Cientistas descobrem como congelar órgãos transplantados sem quebrá-los

A criopreservação, o processo de preservação de tecido biológico através do seu resfriamento a temperaturas extremamente baixas, muitas vezes parece algo saído da ficção científica. Na realidade, os cientistas estudam e refinam esta técnica há quase um século. O progresso permaneceu lento durante décadas, mas isso começou a mudar em 2023, quando investigadores da Universidade de Minnesota transplantaram com sucesso um rim criopreservado para outro rato. Esse marco demonstrou que órgãos congelados poderiam um dia ser usados em transplantes humanos.
Apesar desse progresso, a preservação de órgãos maiores continua a ser um grande obstáculo. Um dos maiores problemas são as rachaduras, que podem ocorrer quando os tecidos esfriam muito rapidamente. Estas fraturas podem danificar o órgão e torná-lo inutilizável, tornando a prevenção de fissuras um objetivo crítico para o avanço da preservação e transplante de órgãos.
Uma equipe da Texas A&M University, liderada pelo Dr. Matthew Powell-Palm do Departamento de Engenharia Mecânica J. Mike Walker ’66, introduziu uma nova abordagem destinada a resolver esse problema. A pesquisa deles descreve um método que pode reduzir a probabilidade de rachaduras durante a criopreservação.
Vitrificação e o papel da temperatura de transição vítrea
Para manter os órgãos viáveis fora do corpo por períodos mais longos, os cientistas contam com um processo chamado vitrificação. Esta técnica envolve o resfriamento do tecido em uma solução especializada até que ele entre em um estado vítreo. Nesta condição, as células ficam efetivamente “congeladas no tempo” sem formar cristais de gelo prejudiciais.
A composição da solução de vitrificação desempenha um papel fundamental na sobrevivência do tecido ao processo. Ao ajustar esta mistura, os investigadores podem examinar como diferentes propriedades influenciam o risco de fissuras.

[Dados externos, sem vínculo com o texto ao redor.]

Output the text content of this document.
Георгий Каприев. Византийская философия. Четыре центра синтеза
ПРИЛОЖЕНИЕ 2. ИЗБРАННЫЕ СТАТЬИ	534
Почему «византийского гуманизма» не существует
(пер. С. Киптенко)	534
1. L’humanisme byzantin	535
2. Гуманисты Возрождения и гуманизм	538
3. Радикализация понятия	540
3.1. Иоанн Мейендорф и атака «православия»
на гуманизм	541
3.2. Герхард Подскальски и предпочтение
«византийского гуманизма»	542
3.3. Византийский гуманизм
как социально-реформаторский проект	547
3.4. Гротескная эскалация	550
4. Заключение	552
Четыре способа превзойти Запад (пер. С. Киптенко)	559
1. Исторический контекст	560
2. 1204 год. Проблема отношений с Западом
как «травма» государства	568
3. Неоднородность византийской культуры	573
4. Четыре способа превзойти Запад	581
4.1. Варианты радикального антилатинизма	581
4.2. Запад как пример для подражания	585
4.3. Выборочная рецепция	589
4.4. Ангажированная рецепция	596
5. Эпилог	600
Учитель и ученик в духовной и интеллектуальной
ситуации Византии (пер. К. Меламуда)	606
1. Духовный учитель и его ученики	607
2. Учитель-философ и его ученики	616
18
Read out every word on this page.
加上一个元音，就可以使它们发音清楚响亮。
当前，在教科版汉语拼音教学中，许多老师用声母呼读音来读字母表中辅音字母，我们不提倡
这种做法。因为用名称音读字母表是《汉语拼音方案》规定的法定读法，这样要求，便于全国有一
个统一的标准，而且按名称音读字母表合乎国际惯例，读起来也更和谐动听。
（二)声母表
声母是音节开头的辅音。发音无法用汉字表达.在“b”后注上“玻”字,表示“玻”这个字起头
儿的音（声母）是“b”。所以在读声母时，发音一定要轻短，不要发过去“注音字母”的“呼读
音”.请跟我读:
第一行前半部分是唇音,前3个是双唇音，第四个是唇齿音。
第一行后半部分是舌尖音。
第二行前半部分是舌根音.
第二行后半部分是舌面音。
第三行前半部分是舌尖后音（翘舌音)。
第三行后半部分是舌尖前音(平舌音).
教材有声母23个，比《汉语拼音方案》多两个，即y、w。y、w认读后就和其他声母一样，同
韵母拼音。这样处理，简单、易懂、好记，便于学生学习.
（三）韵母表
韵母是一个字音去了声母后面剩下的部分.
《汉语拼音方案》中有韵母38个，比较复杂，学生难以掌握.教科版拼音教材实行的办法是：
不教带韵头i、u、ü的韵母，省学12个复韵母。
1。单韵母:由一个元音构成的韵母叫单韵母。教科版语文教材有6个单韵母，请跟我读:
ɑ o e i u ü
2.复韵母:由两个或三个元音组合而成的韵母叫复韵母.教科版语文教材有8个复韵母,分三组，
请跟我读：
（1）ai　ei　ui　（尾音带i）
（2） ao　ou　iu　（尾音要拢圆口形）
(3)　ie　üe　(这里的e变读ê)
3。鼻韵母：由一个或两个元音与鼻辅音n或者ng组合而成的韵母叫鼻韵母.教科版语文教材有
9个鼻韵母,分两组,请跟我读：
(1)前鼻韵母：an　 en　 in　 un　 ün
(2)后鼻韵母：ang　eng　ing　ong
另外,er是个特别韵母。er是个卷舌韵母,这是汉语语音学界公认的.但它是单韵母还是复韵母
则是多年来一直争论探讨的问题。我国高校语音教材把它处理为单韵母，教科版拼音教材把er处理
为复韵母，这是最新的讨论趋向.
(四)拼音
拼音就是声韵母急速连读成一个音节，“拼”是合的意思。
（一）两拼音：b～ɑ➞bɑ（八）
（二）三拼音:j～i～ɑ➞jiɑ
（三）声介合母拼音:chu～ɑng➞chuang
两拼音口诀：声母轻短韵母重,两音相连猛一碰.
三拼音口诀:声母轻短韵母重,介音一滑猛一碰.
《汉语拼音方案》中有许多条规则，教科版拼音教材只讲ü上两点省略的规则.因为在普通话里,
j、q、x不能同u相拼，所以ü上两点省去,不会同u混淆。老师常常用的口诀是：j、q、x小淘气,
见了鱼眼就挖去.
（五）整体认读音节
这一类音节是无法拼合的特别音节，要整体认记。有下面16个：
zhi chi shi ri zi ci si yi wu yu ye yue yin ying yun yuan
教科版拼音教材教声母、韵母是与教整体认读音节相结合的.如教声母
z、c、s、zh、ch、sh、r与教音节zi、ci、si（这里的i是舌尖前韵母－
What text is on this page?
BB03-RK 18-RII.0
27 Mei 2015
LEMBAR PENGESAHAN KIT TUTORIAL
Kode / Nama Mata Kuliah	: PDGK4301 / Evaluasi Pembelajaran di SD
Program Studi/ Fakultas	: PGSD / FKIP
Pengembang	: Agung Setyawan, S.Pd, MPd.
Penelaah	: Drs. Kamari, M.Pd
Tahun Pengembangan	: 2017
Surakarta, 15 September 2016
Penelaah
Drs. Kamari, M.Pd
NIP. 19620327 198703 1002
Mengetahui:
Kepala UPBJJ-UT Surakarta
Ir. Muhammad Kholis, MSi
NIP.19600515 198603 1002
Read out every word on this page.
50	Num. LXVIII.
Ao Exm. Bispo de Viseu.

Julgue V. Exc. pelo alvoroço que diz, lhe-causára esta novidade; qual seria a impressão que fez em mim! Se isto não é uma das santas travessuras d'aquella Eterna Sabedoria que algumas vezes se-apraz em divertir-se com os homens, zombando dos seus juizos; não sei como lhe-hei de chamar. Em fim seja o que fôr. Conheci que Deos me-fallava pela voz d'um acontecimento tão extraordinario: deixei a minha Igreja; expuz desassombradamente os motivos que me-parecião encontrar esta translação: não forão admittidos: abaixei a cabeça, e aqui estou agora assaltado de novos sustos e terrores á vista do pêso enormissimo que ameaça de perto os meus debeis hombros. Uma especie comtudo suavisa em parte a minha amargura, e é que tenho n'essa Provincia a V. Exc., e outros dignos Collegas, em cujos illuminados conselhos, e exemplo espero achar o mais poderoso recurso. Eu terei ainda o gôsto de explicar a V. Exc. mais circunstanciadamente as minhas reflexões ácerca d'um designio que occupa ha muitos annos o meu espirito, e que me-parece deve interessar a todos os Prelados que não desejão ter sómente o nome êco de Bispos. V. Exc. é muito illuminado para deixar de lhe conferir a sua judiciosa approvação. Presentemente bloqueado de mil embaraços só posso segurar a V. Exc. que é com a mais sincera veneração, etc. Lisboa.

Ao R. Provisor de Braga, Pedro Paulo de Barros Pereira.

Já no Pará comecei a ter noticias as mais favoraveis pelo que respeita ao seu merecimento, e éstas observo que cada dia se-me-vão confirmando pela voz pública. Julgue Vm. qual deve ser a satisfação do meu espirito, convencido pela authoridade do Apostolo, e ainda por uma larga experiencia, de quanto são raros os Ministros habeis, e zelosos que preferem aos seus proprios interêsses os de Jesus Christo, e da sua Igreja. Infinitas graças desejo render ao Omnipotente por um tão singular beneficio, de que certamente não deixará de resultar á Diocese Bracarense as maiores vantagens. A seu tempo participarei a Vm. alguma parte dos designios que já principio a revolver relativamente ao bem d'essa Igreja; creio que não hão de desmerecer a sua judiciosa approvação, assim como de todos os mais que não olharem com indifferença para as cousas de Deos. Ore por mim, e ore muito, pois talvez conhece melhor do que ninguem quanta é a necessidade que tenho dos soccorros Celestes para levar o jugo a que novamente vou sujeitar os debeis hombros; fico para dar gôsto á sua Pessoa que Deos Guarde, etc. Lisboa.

“Neste estudo, investigamos diferentes temperaturas de transição vítrea, que acreditamos desempenhar um papel dominante na fissuração”, disse Powell-Palm, professor assistente de engenharia mecânica. “Aprendemos que temperaturas de transição vítrea mais altas reduzem a probabilidade de rachaduras.”
Projetando soluções de criopreservação mais seguras
Esta descoberta dá aos cientistas uma direção mais clara para melhorar os métodos de criopreservação. Ao desenvolver soluções aquosas de vitrificação com temperaturas de transição vítrea mais altas, os pesquisadores poderão proteger melhor os órgãos contra danos estruturais durante o congelamento.
“A rachadura é apenas uma parte do problema”, disse Powell-Palm. “As soluções também precisam ser biocompatíveis com o tecido”.
Impacto mais amplo além dos transplantes de órgãos
Os avanços na criopreservação vão muito além da medicina de transplante. Técnicas de preservação melhoradas poderiam apoiar a conservação da vida selvagem e da biodiversidade, melhorar o armazenamento de vacinas e ajudar a reduzir o desperdício de alimentos. Como o método pode prolongar a viabilidade de materiais biológicos, ele tem potencial para beneficiar muitas áreas de pesquisa e aplicação em ciências da vida.
“Este estudo oferece uma contribuição seminal para a nossa compreensão da termodinâmica de soluções aquosas”, disse o coautor e chefe do departamento de engenharia mecânica, Dr. Guillermo Aguilar, que atua como professor James e Ada Forsyth. “Estou ansioso por resultados mais encorajadores nesta direção, que acabarão por produzir um aumento da viabilidade de sistemas biológicos em todas as escalas – desde células individuais até órgãos inteiros.”
Equipe de pesquisa e suporte
O estudo também envolveu o Dr. Soheil Kavian, Ph.D. os alunos Crystal Alvarez e Ron Sellers, e o estudante de graduação Gabriel Arismendi Sanchez, todos do departamento de engenharia mecânica.
“Em sua essência, a engenharia mecânica requer uma compreensão de como algo – qualquer coisa – funciona. Este projeto integra físico-química, física do vidro, termomecânica e criobiologia”, disse Powell-Palm. “Esses alunos fizeram um trabalho incrível aplicando o pensamento holístico que a engenharia mecânica exige neste trabalho.”
O financiamento para a pesquisa foi fornecido pelo Centro de Pesquisa em Engenharia para Tecnologias Avançadas para a Preservação de Sistemas Biológicos da National Science Foundation, que apoia trabalhos de ponta em criopreservação.